What "subject-agnostic" does not mean

It does not mean the model ignores the subject. It means the model adapts to the subject at inference time, without weight updates, by consuming the subject's electrode coordinates as part of the input. An analogy: a fluent English reader doesn't need to re-learn English for each new page of text, but they do attend to the specific words in front of them. Our transformer does the same thing with electrodes.

"Subject-agnostic" is a marketing name. "Subject-conditioned without finetuning" is the accurate technical description. I argued for the accurate name. I lost to the marketing name.

Fig. 2 — Zero-shot beats finetuning a standard shared backbone. A small calibration window closes the remaining gap.

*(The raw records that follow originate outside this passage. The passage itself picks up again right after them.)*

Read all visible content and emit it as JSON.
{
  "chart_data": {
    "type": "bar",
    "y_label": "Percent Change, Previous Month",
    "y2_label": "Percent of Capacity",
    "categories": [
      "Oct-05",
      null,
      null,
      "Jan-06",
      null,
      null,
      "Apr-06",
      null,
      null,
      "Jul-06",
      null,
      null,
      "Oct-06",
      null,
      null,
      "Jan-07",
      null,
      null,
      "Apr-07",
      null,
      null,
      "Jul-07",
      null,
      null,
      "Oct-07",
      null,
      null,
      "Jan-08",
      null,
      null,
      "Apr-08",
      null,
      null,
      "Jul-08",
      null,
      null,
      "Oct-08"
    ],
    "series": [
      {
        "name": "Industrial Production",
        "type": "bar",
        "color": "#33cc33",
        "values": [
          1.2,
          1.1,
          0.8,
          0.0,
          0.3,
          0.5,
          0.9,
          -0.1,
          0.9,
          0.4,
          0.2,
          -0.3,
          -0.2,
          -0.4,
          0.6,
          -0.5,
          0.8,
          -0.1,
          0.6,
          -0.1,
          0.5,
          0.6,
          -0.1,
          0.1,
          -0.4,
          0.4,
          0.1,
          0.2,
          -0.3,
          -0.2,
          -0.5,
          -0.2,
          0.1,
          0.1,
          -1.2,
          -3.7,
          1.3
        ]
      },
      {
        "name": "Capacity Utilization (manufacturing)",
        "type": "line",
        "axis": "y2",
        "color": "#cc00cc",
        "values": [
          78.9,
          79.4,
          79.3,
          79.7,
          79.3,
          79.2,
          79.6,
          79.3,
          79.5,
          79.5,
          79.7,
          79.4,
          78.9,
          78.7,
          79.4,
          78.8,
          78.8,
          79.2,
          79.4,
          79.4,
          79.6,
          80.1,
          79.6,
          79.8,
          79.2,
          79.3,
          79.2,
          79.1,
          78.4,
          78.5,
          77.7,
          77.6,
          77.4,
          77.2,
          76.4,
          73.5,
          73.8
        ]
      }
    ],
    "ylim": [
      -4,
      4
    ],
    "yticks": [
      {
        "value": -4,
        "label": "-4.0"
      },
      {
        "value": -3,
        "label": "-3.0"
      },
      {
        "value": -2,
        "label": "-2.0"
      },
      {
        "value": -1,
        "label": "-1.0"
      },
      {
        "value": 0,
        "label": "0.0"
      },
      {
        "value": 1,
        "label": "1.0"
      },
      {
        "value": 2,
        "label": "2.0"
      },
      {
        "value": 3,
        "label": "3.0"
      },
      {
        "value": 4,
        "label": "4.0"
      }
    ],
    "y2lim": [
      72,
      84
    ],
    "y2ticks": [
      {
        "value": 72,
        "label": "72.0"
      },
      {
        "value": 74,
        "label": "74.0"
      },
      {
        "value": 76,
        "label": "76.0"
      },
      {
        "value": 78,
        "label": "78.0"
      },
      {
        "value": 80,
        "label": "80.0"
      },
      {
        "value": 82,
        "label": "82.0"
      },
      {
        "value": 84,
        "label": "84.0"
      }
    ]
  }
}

Why I think this changes the BCI data calculus

If decoders generalise, data stops being subject-private and starts being pooled. That changes everything downstream. Collection economics improve because every subject's data benefits every future subject. Clinical deployment improves because a new patient gets a working decoder on day one. And — here is the part I have spent a lot of time thinking about — patients have less reason to worry about their private neural data being "used" in a way that only helps strangers; under a pooling model, their data helps them too.

None of this is automatic. It depends on the pooled model being maintained, updated, and governed; and the governance question is harder than the technical question. But the technical question had been the bottleneck, and I think with this paper the bottleneck has moved.